Se os seus coconspiradores vão testemunhar contra ele, ou se preferem ir
para a prisão do que denunciá-lo. Se o partido Republicano continuará a
apoiar o seu líder à medida que mais informação dos seus alegados
crimes são tornadas públicos. Se haverá câmaras nas salas de audiências.

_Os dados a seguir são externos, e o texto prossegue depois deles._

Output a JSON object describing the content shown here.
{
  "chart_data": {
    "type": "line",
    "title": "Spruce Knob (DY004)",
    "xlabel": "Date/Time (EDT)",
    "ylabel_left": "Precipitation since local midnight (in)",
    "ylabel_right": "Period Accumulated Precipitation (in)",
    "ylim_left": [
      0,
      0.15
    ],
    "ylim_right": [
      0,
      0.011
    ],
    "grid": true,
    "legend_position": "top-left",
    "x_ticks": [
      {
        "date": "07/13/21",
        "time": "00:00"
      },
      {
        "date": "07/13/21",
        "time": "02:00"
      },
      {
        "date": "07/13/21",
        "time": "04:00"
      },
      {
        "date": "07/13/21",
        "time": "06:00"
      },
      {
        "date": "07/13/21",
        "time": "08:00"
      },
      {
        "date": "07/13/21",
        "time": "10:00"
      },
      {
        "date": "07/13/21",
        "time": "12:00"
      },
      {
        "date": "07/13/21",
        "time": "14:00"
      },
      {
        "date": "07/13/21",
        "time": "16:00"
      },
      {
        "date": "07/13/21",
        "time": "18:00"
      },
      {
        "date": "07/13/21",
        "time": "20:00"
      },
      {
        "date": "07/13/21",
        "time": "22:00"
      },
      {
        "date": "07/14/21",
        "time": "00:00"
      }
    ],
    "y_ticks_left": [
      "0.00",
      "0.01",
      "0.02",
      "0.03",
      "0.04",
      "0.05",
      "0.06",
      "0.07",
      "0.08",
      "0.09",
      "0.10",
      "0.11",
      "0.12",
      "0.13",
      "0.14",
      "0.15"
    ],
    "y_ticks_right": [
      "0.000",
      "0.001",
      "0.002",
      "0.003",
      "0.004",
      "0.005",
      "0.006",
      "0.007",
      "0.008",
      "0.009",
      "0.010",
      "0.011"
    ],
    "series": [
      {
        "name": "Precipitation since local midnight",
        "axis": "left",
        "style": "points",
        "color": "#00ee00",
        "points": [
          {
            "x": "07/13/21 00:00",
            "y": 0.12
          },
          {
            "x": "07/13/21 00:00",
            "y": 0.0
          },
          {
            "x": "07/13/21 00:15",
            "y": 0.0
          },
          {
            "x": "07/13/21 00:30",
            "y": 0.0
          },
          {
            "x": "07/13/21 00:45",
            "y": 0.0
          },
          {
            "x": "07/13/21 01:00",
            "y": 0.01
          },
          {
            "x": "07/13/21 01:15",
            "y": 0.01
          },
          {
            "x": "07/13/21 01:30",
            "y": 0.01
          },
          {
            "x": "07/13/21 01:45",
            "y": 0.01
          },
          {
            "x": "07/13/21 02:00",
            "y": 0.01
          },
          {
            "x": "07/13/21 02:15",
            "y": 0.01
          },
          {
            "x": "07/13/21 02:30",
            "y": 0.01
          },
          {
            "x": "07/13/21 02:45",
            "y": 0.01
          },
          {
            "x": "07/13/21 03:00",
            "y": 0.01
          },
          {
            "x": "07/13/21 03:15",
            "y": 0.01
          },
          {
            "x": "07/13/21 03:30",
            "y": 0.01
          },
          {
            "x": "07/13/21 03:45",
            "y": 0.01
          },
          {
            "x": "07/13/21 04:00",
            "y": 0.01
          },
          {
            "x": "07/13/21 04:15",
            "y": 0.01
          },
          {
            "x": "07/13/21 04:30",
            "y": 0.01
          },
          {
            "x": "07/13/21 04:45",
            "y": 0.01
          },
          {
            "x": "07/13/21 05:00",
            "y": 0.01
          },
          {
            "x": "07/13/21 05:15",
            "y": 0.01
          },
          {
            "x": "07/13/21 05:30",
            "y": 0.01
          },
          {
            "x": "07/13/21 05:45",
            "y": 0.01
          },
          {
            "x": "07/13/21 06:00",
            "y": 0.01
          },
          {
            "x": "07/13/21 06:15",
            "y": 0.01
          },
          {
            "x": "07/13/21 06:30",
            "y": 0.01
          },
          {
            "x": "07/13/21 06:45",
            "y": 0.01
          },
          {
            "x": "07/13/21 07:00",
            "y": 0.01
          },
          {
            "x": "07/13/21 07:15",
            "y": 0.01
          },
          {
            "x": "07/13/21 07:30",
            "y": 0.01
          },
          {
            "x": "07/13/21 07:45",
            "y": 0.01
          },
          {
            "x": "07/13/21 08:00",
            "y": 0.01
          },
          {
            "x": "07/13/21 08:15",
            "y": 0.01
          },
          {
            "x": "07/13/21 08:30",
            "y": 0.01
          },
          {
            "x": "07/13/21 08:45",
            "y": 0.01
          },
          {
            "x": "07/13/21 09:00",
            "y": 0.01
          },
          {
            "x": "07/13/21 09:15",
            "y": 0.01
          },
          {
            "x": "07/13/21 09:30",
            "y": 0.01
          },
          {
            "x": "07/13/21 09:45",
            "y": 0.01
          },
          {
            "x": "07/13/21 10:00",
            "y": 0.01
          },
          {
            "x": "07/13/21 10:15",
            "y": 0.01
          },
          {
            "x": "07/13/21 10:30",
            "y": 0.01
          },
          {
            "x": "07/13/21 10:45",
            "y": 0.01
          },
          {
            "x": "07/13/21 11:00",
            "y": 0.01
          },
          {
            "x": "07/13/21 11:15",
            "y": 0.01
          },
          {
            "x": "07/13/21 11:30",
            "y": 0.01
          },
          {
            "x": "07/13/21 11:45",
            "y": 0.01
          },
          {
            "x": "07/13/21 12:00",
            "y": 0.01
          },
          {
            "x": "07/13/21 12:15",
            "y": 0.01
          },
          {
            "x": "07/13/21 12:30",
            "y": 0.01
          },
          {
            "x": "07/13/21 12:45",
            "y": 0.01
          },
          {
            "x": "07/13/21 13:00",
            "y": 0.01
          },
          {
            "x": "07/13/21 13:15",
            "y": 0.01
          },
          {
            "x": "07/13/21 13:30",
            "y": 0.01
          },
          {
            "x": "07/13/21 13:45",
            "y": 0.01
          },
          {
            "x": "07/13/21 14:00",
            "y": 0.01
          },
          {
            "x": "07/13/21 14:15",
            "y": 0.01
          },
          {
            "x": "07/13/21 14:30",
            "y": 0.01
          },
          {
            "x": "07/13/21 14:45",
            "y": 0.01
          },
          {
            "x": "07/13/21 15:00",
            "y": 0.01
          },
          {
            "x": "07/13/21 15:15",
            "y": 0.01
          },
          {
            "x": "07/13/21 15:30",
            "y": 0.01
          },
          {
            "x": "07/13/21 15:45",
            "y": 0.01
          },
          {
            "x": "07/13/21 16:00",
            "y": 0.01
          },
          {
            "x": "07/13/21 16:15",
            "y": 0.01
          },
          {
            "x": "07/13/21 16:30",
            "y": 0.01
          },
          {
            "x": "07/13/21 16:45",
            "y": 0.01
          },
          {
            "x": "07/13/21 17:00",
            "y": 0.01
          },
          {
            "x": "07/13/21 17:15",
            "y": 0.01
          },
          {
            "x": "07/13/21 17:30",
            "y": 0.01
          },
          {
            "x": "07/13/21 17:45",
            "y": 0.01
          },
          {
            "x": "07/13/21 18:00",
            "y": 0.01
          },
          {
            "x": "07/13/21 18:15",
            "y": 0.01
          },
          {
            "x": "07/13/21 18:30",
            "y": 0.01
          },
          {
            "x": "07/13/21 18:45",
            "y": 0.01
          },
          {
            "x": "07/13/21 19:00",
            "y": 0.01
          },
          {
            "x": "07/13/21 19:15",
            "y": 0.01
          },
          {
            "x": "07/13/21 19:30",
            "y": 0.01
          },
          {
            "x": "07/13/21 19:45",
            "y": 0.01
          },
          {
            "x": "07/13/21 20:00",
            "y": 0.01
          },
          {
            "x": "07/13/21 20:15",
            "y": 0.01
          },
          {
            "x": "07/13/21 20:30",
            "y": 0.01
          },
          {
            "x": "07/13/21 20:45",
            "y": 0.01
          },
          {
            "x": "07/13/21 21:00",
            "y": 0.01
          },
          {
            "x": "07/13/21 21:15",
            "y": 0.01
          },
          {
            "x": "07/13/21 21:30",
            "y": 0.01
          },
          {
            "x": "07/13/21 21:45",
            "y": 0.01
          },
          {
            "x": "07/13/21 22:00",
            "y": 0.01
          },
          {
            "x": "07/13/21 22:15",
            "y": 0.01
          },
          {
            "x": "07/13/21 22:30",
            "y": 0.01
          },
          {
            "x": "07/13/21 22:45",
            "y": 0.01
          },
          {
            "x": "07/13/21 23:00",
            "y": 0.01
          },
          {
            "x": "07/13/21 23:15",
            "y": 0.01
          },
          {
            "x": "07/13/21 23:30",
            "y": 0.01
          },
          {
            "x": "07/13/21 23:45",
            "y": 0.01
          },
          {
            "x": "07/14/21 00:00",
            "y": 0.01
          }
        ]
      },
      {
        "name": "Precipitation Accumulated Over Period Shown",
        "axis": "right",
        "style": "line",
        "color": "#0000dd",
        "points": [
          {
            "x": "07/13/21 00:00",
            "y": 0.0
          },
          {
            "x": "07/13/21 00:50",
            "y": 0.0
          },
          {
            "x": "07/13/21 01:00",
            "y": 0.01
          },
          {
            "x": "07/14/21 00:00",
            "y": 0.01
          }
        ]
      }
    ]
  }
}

Se Trump irá quebrar as condições para estar em liberdade enquanto
espera pelos julgamentos. Em última análise, se o vencedor na nomeação
poderá estar em prisão efetiva (apesar de muito improvável) enquanto
aceita a nomeação, ou quando concorrer para presidente.
Está
assim montado um circo que traz uma nova dimensão de entretenimento,
seja por identificação ou schadenfreude, para experimentar no Twitter
(este autor recusa-se a usar a expressão que o dono da companhia quer),
em blogs, em programas televisivos ou talk radio. E a política deixa de
ser uma forma de servir o público, de zelar pelos seus interesses, de
trabalhar para o bem comum, e passa a ser um espetáculo para entreter as
hostes, fazendo com que se vote na pessoa mais estapafúrdia,
inconsequente e ignóbil porque é divertido. É a política-entretenimento
como a forma de convencer o cidadão de qual é a sua melhor
representação. É um cenário confrangedor e aflitivo, mas parece-me ser
muito complicado voltarmos ao que era (devia ser).